GoLaxyは2010年に中国科学院傘下の研究所によって設立されましたが、直接的な政府統制は公式には確認されていません。しかし、同社が中国の国家安全保障上の優先順位に合わせて動いているとみられています。研究陣は文書から、GoLaxyが中国政治構造内の情報機関、共産党、軍の高位組織と協力していた状況を確認したと明らかにしました。

研究によれば、GoLaxyは香港と台湾を対象とした影響力作戦を遂行し、GoProという宣伝伝播システムを活用して、ソーシャルメディア全般にコンテンツを拡散してきました。ゴールドスタイン教授によると、今回の文書は4月にセキュリティ研究者からヴァンダービルト大学に伝達されたもので、そのほとんどが中国語で作成されていました。

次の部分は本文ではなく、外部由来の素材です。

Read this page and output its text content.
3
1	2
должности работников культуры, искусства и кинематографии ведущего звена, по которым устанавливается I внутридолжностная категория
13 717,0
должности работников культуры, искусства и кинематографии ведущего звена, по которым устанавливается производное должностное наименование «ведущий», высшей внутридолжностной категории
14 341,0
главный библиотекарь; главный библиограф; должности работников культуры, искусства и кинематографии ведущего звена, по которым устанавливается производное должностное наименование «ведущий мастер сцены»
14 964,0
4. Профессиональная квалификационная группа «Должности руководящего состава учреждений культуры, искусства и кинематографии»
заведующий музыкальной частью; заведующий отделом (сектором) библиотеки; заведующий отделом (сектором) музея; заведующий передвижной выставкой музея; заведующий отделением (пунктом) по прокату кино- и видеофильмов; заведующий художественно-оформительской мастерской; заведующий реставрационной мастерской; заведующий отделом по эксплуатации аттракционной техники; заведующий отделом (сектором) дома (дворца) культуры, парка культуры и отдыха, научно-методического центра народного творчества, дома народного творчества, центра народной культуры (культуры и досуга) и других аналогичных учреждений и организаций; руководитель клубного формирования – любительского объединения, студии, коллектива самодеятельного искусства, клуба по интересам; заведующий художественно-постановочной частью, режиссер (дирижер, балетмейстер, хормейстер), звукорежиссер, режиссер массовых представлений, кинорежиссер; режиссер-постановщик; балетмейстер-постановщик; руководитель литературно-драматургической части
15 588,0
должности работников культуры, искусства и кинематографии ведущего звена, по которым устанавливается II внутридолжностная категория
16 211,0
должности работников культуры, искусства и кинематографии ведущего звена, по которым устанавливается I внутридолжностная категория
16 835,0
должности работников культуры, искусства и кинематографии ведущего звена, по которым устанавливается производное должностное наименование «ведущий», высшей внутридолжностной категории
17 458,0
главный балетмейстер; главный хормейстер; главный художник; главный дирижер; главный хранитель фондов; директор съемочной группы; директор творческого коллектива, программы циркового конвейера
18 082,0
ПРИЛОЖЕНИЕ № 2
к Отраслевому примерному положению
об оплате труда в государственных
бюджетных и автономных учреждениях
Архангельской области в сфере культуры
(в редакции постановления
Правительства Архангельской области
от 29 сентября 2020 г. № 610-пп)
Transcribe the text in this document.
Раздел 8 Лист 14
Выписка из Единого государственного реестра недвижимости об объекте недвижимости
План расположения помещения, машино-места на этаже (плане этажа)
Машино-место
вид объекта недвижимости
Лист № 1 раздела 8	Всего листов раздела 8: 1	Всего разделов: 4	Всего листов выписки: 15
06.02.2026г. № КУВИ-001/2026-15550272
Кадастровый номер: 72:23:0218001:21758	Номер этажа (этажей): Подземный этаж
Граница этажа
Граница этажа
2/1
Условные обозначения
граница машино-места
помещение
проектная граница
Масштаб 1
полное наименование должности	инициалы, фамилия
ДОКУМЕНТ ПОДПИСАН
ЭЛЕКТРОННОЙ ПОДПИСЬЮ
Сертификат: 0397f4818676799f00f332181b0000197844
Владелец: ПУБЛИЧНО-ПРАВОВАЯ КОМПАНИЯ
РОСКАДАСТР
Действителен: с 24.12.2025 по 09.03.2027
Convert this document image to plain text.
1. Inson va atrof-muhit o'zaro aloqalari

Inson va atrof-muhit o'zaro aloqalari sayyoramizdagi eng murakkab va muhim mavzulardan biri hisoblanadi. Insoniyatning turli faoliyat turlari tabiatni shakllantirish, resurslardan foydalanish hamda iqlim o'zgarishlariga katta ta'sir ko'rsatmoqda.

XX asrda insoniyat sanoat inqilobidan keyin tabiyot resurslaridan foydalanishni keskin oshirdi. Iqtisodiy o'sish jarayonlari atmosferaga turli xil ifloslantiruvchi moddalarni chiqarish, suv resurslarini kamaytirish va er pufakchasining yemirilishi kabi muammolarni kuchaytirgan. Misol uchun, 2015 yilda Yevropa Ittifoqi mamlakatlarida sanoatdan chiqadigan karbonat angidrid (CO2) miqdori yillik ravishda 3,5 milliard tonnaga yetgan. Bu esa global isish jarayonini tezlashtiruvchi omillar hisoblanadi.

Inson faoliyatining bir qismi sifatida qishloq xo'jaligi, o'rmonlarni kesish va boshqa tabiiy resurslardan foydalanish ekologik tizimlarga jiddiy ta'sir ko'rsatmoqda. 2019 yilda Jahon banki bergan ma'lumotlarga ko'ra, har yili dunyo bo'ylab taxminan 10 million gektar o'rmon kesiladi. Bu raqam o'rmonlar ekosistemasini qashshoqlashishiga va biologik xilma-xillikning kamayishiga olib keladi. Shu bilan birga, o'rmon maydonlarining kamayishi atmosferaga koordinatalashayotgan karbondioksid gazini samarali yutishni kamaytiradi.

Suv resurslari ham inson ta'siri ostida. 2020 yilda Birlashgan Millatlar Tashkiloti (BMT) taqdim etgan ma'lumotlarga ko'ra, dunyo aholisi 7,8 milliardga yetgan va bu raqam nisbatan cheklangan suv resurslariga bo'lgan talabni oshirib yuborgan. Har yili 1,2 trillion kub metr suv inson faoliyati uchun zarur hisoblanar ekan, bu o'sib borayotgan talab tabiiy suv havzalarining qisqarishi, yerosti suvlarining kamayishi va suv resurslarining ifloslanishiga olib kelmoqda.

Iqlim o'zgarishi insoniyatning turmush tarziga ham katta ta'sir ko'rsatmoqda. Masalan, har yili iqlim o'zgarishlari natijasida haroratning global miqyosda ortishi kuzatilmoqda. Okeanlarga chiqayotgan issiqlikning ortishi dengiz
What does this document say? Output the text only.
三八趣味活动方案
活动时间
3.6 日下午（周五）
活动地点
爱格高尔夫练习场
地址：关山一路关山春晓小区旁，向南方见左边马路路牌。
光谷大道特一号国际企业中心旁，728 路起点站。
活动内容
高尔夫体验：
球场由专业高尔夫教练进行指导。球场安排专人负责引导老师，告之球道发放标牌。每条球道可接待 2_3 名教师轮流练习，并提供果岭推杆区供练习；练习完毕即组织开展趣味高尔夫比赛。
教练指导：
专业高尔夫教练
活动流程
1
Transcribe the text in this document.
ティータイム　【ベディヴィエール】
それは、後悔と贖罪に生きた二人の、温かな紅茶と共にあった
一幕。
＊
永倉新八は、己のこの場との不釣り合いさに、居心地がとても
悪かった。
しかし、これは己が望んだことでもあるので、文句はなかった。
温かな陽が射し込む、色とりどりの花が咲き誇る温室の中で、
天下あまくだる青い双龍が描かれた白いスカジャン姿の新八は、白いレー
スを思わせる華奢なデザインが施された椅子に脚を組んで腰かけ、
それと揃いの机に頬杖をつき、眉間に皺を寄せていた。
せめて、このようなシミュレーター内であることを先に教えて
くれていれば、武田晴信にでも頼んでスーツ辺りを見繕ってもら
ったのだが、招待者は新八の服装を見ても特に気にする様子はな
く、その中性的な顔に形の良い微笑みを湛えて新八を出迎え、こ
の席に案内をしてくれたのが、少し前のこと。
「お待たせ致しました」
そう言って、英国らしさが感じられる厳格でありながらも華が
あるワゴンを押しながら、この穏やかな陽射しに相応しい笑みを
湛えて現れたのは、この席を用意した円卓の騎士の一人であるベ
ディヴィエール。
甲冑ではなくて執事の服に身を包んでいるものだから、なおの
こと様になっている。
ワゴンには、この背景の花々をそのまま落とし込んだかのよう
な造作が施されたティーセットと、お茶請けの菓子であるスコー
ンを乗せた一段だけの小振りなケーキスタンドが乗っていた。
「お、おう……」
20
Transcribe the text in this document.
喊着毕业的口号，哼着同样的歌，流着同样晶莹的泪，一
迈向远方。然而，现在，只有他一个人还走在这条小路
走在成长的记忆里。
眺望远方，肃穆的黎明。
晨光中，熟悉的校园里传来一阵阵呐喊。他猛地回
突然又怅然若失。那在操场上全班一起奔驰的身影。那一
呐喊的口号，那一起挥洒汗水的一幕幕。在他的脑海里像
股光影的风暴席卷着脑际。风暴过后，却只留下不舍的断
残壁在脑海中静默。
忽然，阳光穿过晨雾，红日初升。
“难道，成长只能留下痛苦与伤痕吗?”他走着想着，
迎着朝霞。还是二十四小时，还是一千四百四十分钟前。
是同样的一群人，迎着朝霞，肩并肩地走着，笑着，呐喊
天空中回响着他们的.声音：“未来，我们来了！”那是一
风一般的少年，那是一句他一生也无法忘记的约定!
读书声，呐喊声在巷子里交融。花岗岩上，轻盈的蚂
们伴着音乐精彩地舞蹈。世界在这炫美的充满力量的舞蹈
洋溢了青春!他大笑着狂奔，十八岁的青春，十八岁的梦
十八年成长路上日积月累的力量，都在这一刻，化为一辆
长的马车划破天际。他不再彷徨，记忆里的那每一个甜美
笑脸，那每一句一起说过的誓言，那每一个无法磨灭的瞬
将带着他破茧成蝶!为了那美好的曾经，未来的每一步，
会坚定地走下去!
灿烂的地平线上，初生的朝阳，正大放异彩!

一方、GoLaxyは最近、自社ウェブサイトのコンテンツを修正し、中国政府との協力の痕跡を削除して、研究結果を否認しています。しかし、削除されたブログ掲示物の一つでは、GoLaxyが自社の人工知能ツールを中国公安およびセキュリティ関係者に提案した事実が明らかになっています。

結論

本稿では、中国の軍事現代化、米国のドローン防御戦略の再編、そして中国政府によるAIを活用した影響力作戦という三つの主要な側面を分析しました。中国空軍は数よりも質を重視した大規模な現代化を進め、J-20ステルス戦闘機や最新鋭の爆撃機、支援機を導入し、その作戦能力を飛躍的に向上させています。これに対し、米国防総省は、ドローン脅威への迅速な対応を目指し、新たなタスクフォース「JIATF 401」を設立し、より強力な権限と資源を集中させることで、ドローン防御体制の抜本的な強化を図っています。さらに、ヴァンダービルト大学の調査が明らかにしたように、中国政府はAI企業GoLaxyを通じて、米国の政治家やインフルエンサーのプロファイリングを行い、高度に組織化された影響力作戦を展開していることが判明しました。

これらの動向は、米中間の軍事、技術、情報戦における競争が新たな段階に突入していることを示唆しています。特にAIが「グレーゾーン葛藤」の新たな武器として利用され、その影響力が拡大していることは、国際社会にとって深刻な課題です。日本を含む各国は、これらの変化を継続的に監視し、国家安全保障と情報主権を守るための効果的な対抗戦略を構築することが急務であると言えるでしょう。